- Real estate investment

Historical Returns on Real Estate Investments

There are many emotional factors connected with the ownership of Real Estate. Do the historical returns on Real Estate investments justify the confidence so many investors have in them?

The ownership of land has been something that has been rooted deep in the minds of man. Land is seen as the one investment that is solid and permanent. The American Dream has long included the ownership of your own home, but when you move beyond this natural impulse to own property that you can call yours and look at Real Estate purely from an investment opportunity, how does the picture change? Have the historical returns on Real Estate Investment measured up to the confidence it has received.

The answer is a cautious yes. Between 1926 and 1996, the annual average rate of return on Real Estate was 11.1%. During the same period the rate of inflation was around 3%. So, it was obviously a better investment to buy Real Estate than to bury cash in jars in your backyard. However, the rate of return for small stocks checked in a bit higher at around 12% while the Dow Jones Industrial Average was a bit lower at 10%. These figures would suggest that Real Estate investments were right there at a par with Stock Market Investments.

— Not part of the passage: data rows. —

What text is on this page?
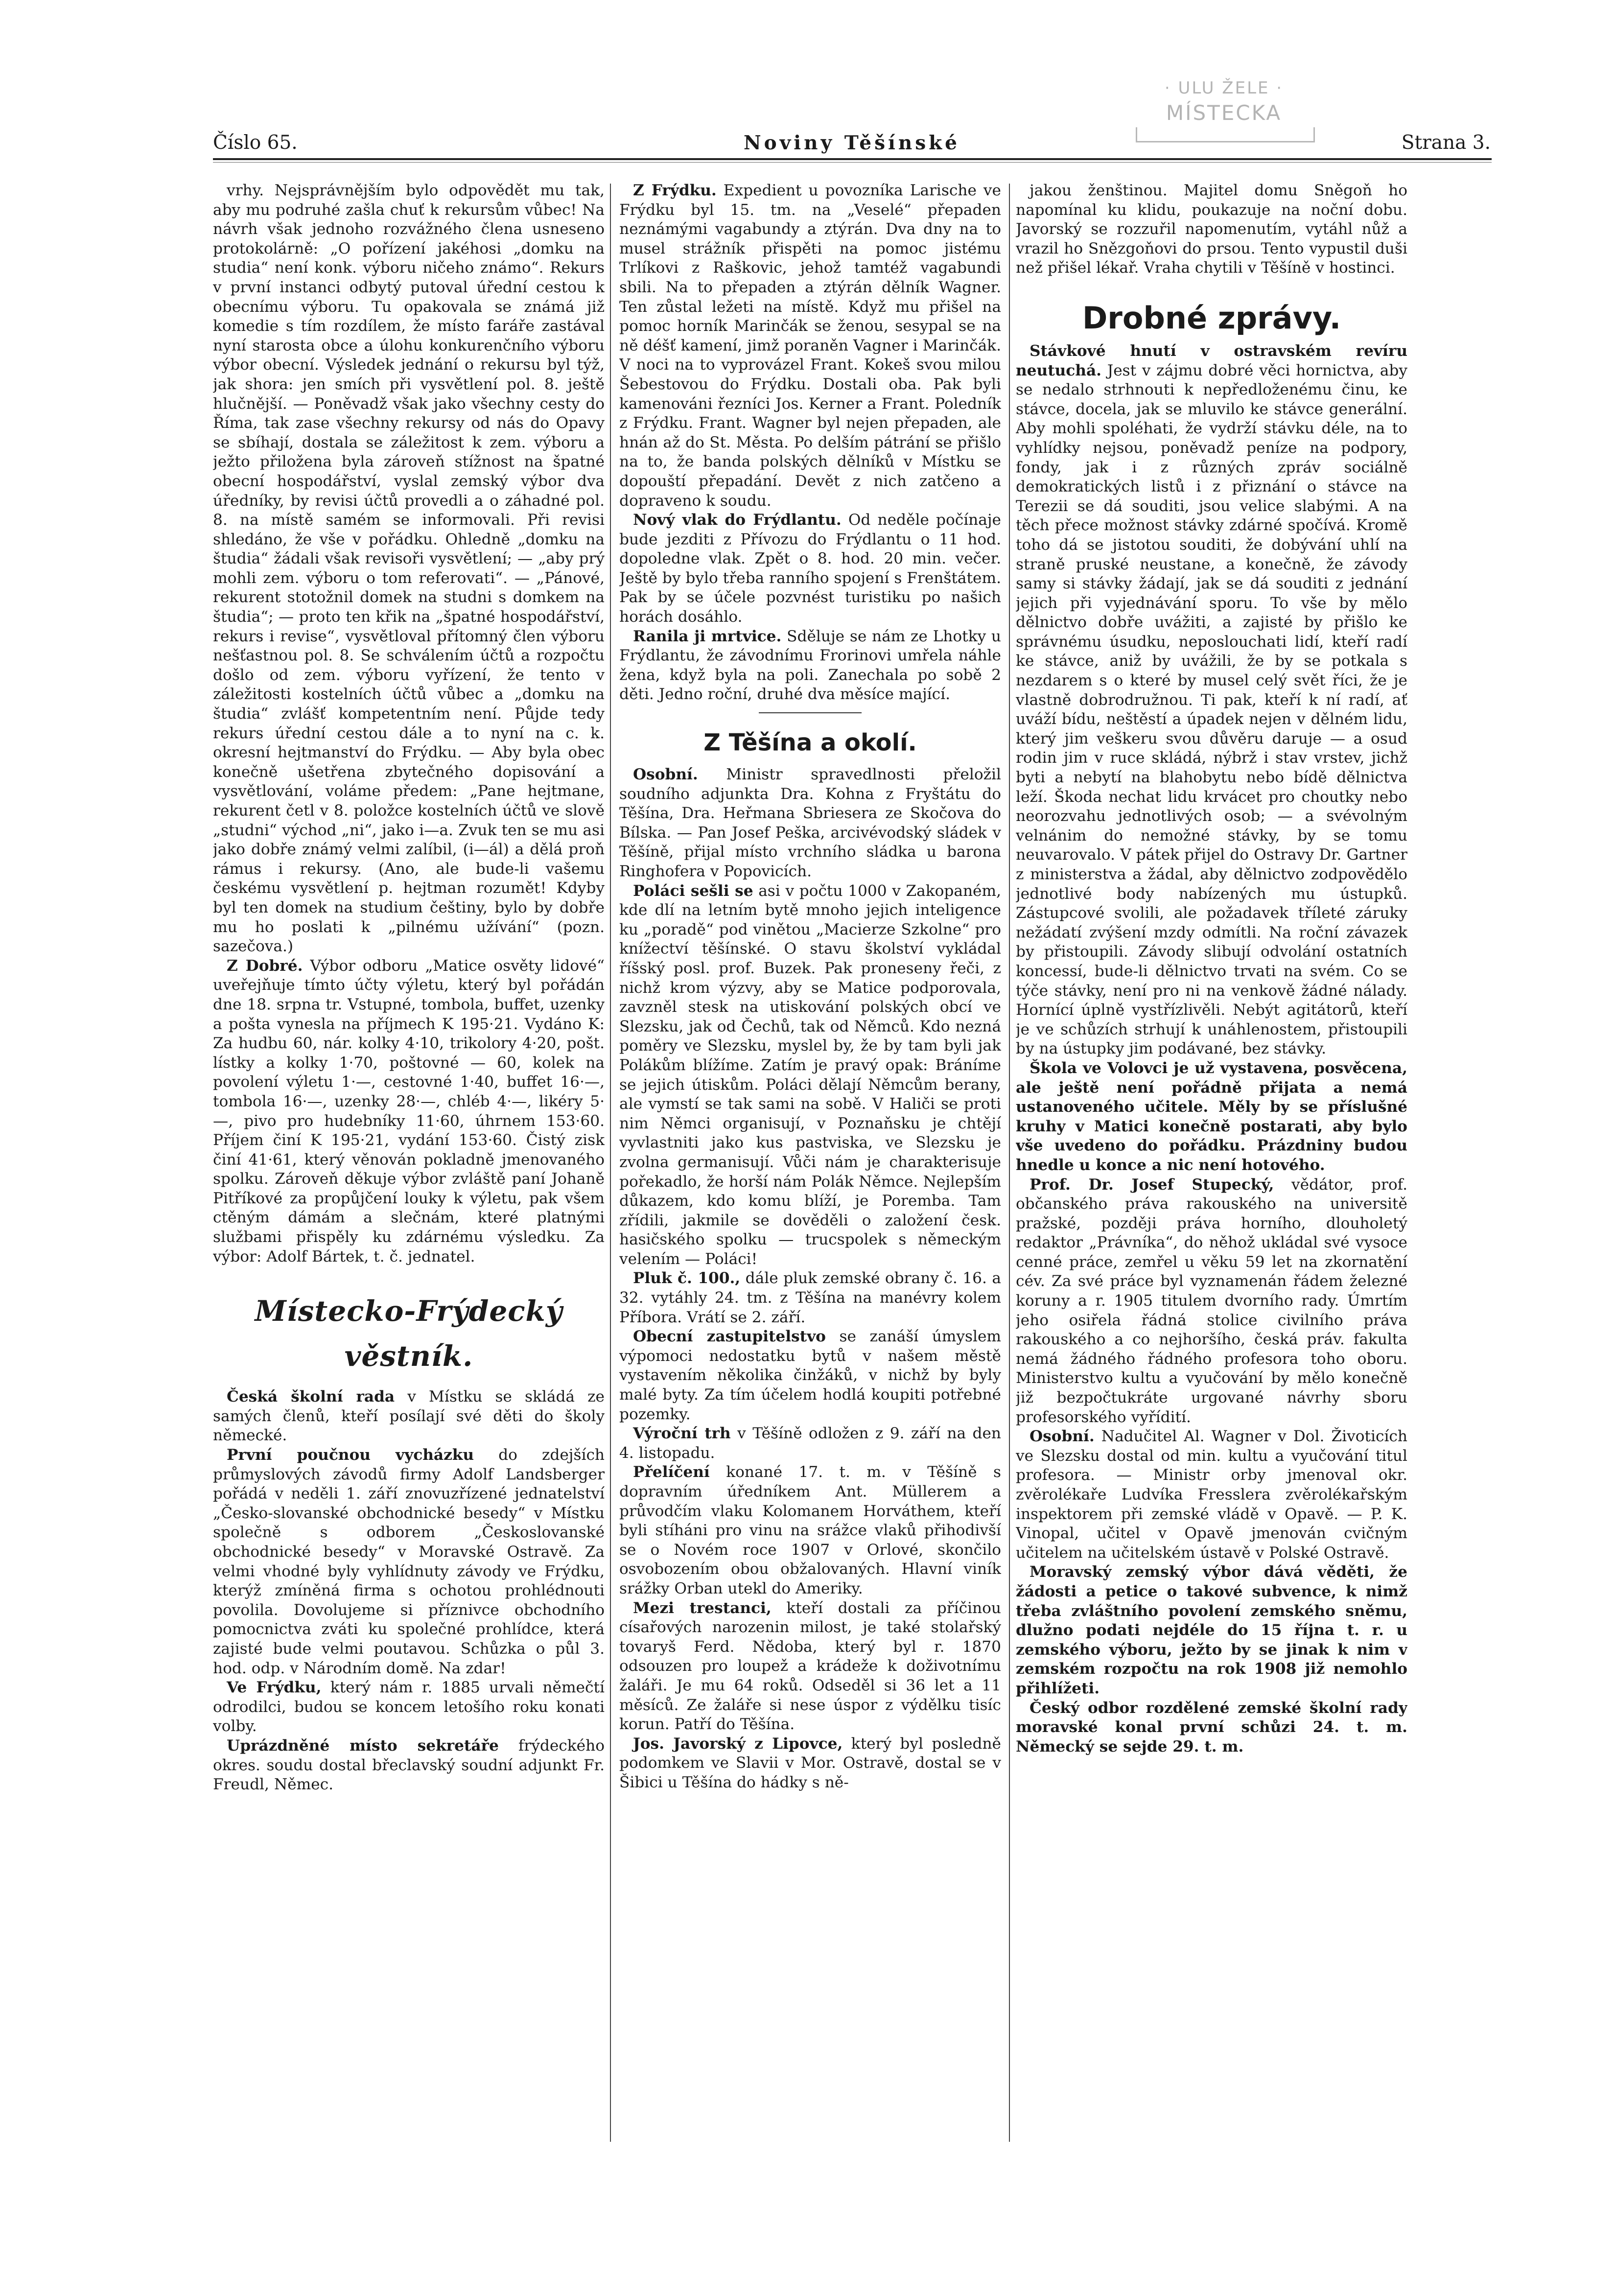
· ULU ŽELE ·
MÍSTECKA
Číslo 65.	Noviny Těšínské	Strana 3.

vrhy. Nejsprávnějším bylo odpovědět mu tak, aby mu podruhé zašla chuť k rekursům vůbec! Na návrh však jednoho rozvážného člena usneseno protokolárně: „O pořízení jakéhosi „domku na studia“ není konk. výboru ničeho známo“. Rekurs v první instanci odbytý putoval úřední cestou k obecnímu výboru. Tu opakovala se známá již komedie s tím rozdílem, že místo faráře zastával nyní starosta obce a úlohu konkurenčního výboru výbor obecní. Výsledek jednání o rekursu byl týž, jak shora: jen smích při vysvětlení pol. 8. ještě hlučnější. — Poněvadž však jako všechny cesty do Říma, tak zase všechny rekursy od nás do Opavy se sbíhají, dostala se záležitost k zem. výboru a ježto přiložena byla zároveň stížnost na špatné obecní hospodářství, vyslal zemský výbor dva úředníky, by revisi účtů provedli a o záhadné pol. 8. na místě samém se informovali. Při revisi shledáno, že vše v pořádku. Ohledně „domku na študia“ žádali však revisoři vysvětlení; — „aby prý mohli zem. výboru o tom referovati“. — „Pánové, rekurent stotožnil domek na studni s domkem na študia“; — proto ten křik na „špatné hospodářství, rekurs i revise“, vysvětloval přítomný člen výboru nešťastnou pol. 8. Se schválením účtů a rozpočtu došlo od zem. výboru vyřízení, že tento v záležitosti kostelních účtů vůbec a „domku na študia“ zvlášť kompetentním není. Půjde tedy rekurs úřední cestou dále a to nyní na c. k. okresní hejtmanství do Frýdku. — Aby byla obec konečně ušetřena zbytečného dopisování a vysvětlování, voláme předem: „Pane hejtmane, rekurent četl v 8. položce kostelních účtů ve slově „studni“ východ „ni“, jako i—a. Zvuk ten se mu asi jako dobře známý velmi zalíbil, (i—ál) a dělá proň rámus i rekursy. (Ano, ale bude-li vašemu českému vysvětlení p. hejtman rozumět! Kdyby byl ten domek na studium češtiny, bylo by dobře mu ho poslati k „pilnému užívání“ (pozn. sazečova.)

Z Dobré. Výbor odboru „Matice osvěty lidové“ uveřejňuje tímto účty výletu, který byl pořádán dne 18. srpna tr. Vstupné, tombola, buffet, uzenky a pošta vynesla na příjmech K 195·21. Vydáno K: Za hudbu 60, nár. kolky 4·10, trikolory 4·20, pošt. lístky a kolky 1·70, poštovné — 60, kolek na povolení výletu 1·—, cestovné 1·40, buffet 16·—, tombola 16·—, uzenky 28·—, chléb 4·—, likéry 5·—, pivo pro hudebníky 11·60, úhrnem 153·60. Příjem činí K 195·21, vydání 153·60. Čistý zisk činí 41·61, který věnován pokladně jmenovaného spolku. Zároveň děkuje výbor zvláště paní Johaně Pitříkové za propůjčení louky k výletu, pak všem ctěným dámám a slečnám, které platnými službami přispěly ku zdárnému výsledku. Za výbor: Adolf Bártek, t. č. jednatel.

Místecko-Frýdecký věstník.

Česká školní rada v Místku se skládá ze samých členů, kteří posílají své děti do školy německé.

První poučnou vycházku do zdejších průmyslových závodů firmy Adolf Landsberger pořádá v neděli 1. září znovuzřízené jednatelství „Česko-slovanské obchodnické besedy“ v Místku společně s odborem „Českoslovanské obchodnické besedy“ v Moravské Ostravě. Za velmi vhodné byly vyhlídnuty závody ve Frýdku, kterýž zmíněná firma s ochotou prohlédnouti povolila. Dovolujeme si příznivce obchodního pomocnictva zváti ku společné prohlídce, která zajisté bude velmi poutavou. Schůzka o půl 3. hod. odp. v Národním domě. Na zdar!

Ve Frýdku, který nám r. 1885 urvali němečtí odrodilci, budou se koncem letošího roku konati volby.

Uprázdněné místo sekretáře frýdeckého okres. soudu dostal břeclavský soudní adjunkt Fr. Freudl, Němec.

Z Frýdku. Expedient u povozníka Larische ve Frýdku byl 15. tm. na „Veselé“ přepaden neznámými vagabundy a ztýrán. Dva dny na to musel strážník přispěti na pomoc jistému Trlíkovi z Raškovic, jehož tamtéž vagabundi sbili. Na to přepaden a ztýrán dělník Wagner. Ten zůstal ležeti na místě. Když mu přišel na pomoc horník Marinčák se ženou, sesypal se na ně déšť kamení, jimž poraněn Vagner i Marinčák. V noci na to vyprovázel Frant. Kokeš svou milou Šebestovou do Frýdku. Dostali oba. Pak byli kamenováni řezníci Jos. Kerner a Frant. Poledník z Frýdku. Frant. Wagner byl nejen přepaden, ale hnán až do St. Města. Po delším pátrání se přišlo na to, že banda polských dělníků v Místku se dopouští přepadání. Devět z nich zatčeno a dopraveno k soudu.

Nový vlak do Frýdlantu. Od neděle počínaje bude jezditi z Přívozu do Frýdlantu o 11 hod. dopoledne vlak. Zpět o 8. hod. 20 min. večer. Ještě by bylo třeba ranního spojení s Frenštátem. Pak by se účele pozvnést turistiku po našich horách dosáhlo.

Ranila ji mrtvice. Sděluje se nám ze Lhotky u Frýdlantu, že závodnímu Frorinovi umřela náhle žena, když byla na poli. Zanechala po sobě 2 děti. Jedno roční, druhé dva měsíce mající.

Z Těšína a okolí.

Osobní. Ministr spravedlnosti přeložil soudního adjunkta Dra. Kohna z Fryštátu do Těšína, Dra. Heřmana Sbriesera ze Skočova do Bílska. — Pan Josef Peška, arcivévodský sládek v Těšíně, přijal místo vrchního sládka u barona Ringhofera v Popovicích.

Poláci sešli se asi v počtu 1000 v Zakopaném, kde dlí na letním bytě mnoho jejich inteligence ku „poradě“ pod vinětou „Macierze Szkolne“ pro knížectví těšínské. O stavu školství vykládal říšský posl. prof. Buzek. Pak proneseny řeči, z nichž krom výzvy, aby se Matice podporovala, zavzněl stesk na utiskování polských obcí ve Slezsku, jak od Čechů, tak od Němců. Kdo nezná poměry ve Slezsku, myslel by, že by tam byli jak Polákům blížíme. Zatím je pravý opak: Bráníme se jejich útiskům. Poláci dělají Němcům berany, ale vymstí se tak sami na sobě. V Haliči se proti nim Němci organisují, v Poznaňsku je chtějí vyvlastniti jako kus pastviska, ve Slezsku je zvolna germanisují. Vůči nám je charakterisuje pořekadlo, že horší nám Polák Němce. Nejlepším důkazem, kdo komu blíží, je Poremba. Tam zřídili, jakmile se dověděli o založení česk. hasičského spolku — trucspolek s německým velením — Poláci!

Pluk č. 100., dále pluk zemské obrany č. 16. a 32. vytáhly 24. tm. z Těšína na manévry kolem Příbora. Vrátí se 2. září.

Obecní zastupitelstvo se zanáší úmyslem výpomoci nedostatku bytů v našem městě vystavením několika činžáků, v nichž by byly malé byty. Za tím účelem hodlá koupiti potřebné pozemky.

Výroční trh v Těšíně odložen z 9. září na den 4. listopadu.

Přelíčení konané 17. t. m. v Těšíně s dopravním úředníkem Ant. Müllerem a průvodčím vlaku Kolomanem Horváthem, kteří byli stíháni pro vinu na srážce vlaků přihodivší se o Novém roce 1907 v Orlové, skončilo osvobozením obou obžalovaných. Hlavní viník srážky Orban utekl do Ameriky.

Mezi trestanci, kteří dostali za příčinou císařových narozenin milost, je také stolařský tovaryš Ferd. Nědoba, který byl r. 1870 odsouzen pro loupež a krádeže k doživotnímu žaláři. Je mu 64 roků. Odseděl si 36 let a 11 měsíců. Ze žaláře si nese úspor z výdělku tisíc korun. Patří do Těšína.

Jos. Javorský z Lipovce, který byl posledně podomkem ve Slavii v Mor. Ostravě, dostal se v Šibici u Těšína do hádky s ně-

jakou ženštinou. Majitel domu Sněgoň ho napomínal ku klidu, poukazuje na noční dobu. Javorský se rozzuřil napomenutím, vytáhl nůž a vrazil ho Snězgoňovi do prsou. Tento vypustil duši než přišel lékař. Vraha chytili v Těšíně v hostinci.

Drobné zprávy.

Stávkové hnutí v ostravském revíru neutuchá. Jest v zájmu dobré věci hornictva, aby se nedalo strhnouti k nepředloženému činu, ke stávce, docela, jak se mluvilo ke stávce generální. Aby mohli spoléhati, že vydrží stávku déle, na to vyhlídky nejsou, poněvadž peníze na podpory, fondy, jak i z různých zpráv sociálně demokratických listů i z přiznání o stávce na Terezii se dá souditi, jsou velice slabými. A na těch přece možnost stávky zdárné spočívá. Kromě toho dá se jistotou souditi, že dobývání uhlí na straně pruské neustane, a konečně, že závody samy si stávky žádají, jak se dá souditi z jednání jejich při vyjednávání sporu. To vše by mělo dělnictvo dobře uvážiti, a zajisté by přišlo ke správnému úsudku, neposlouchati lidí, kteří radí ke stávce, aniž by uvážili, že by se potkala s nezdarem s o které by musel celý svět říci, že je vlastně dobrodružnou. Ti pak, kteří k ní radí, ať uváží bídu, neštěstí a úpadek nejen v dělném lidu, který jim veškeru svou důvěru daruje — a osud rodin jim v ruce skládá, nýbrž i stav vrstev, jichž byti a nebytí na blahobytu nebo bídě dělnictva leží. Škoda nechat lidu krvácet pro choutky nebo neorozvahu jednotlivých osob; — a svévolným velnánim do nemožné stávky, by se tomu neuvarovalo. V pátek přijel do Ostravy Dr. Gartner z ministerstva a žádal, aby dělnictvo zodpovědělo jednotlivé body nabízených mu ústupků. Zástupcové svolili, ale požadavek tříleté záruky nežádatí zvýšení mzdy odmítli. Na roční závazek by přistoupili. Závody slibují odvolání ostatních koncessí, bude-li dělnictvo trvati na svém. Co se týče stávky, není pro ni na venkově žádné nálady. Hornící úplně vystřízlivěli. Nebýt agitátorů, kteří je ve schůzích strhují k unáhlenostem, přistoupili by na ústupky jim podávané, bez stávky.

Škola ve Volovci je už vystavena, posvěcena, ale ještě není pořádně přijata a nemá ustanoveného učitele. Měly by se příslušné kruhy v Matici konečně postarati, aby bylo vše uvedeno do pořádku. Prázdniny budou hnedle u konce a nic není hotového.

Prof. Dr. Josef Stupecký, vědátor, prof. občanského práva rakouského na universitě pražské, později práva horního, dlouholetý redaktor „Právníka“, do něhož ukládal své vysoce cenné práce, zemřel u věku 59 let na zkornatění cév. Za své práce byl vyznamenán řádem železné koruny a r. 1905 titulem dvorního rady. Úmrtím jeho osiřela řádná stolice civilního práva rakouského a co nejhoršího, česká práv. fakulta nemá žádného řádného profesora toho oboru. Ministerstvo kultu a vyučování by mělo konečně již bezpočtukráte urgované návrhy sboru profesorského vyřídití.

Osobní. Nadučitel Al. Wagner v Dol. Životicích ve Slezsku dostal od min. kultu a vyučování titul profesora. — Ministr orby jmenoval okr. zvěrolékaře Ludvíka Fresslera zvěrolékařským inspektorem při zemské vládě v Opavě. — P. K. Vinopal, učitel v Opavě jmenován cvičným učitelem na učitelském ústavě v Polské Ostravě.

Moravský zemský výbor dává věděti, že žádosti a petice o takové subvence, k nimž třeba zvláštního povolení zemského sněmu, dlužno podati nejdéle do 15 října t. r. u zemského výboru, ježto by se jinak k nim v zemském rozpočtu na rok 1908 již nemohlo přihlížeti.

Český odbor rozdělené zemské školní rady moravské konal první schůzi 24. t. m. Německý se sejde 29. t. m.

Real Estate Investors might want to make the claim that land ownership and its value as an investment predates the Stock Market by thousands of years. They will point to the role that the ownership of land played in the Middle Ages in determining wealth and even nobility. This is true, of course, but in many ways irrelevant to a discussion of the historical returns on Real Estate investments. The new global economy has created a whole new playing field and return of investment must be determined within the scope of this. It is all well and good to study the past to get clues to the future, but in investment the past only offers clues and not answers.

A look at the historical rates of return on Real Estate investments shows that they tend to be more stable and less likely to spike up and down in erratic and unpredictable fashion like the Stock Market. Many investment advisors suggest all portfolios have at least 10% invested in Real Estate for a hedge against market fluctuations. On the other hand, Real Estate investments tend to have high transaction costs and to be in larger units. All properties are unique and each has its own characteristics and potential.

These negative factors have led to the popularity of investments in Real Estate through REITs which are Real Estate Investment Trusts. REITs are a sort of mutual fund of Real Estate which gives investors a way to invest in Real Estate without the problems of high transaction costs or property uniqueness. If you are considering Real Estate investment, either on an individual basis or through a REIT, the historical record should give you some confidence. As much as past performance can reassure us of future success, Real Estate’s past has indicated that it is a safe, sound, and high return investment.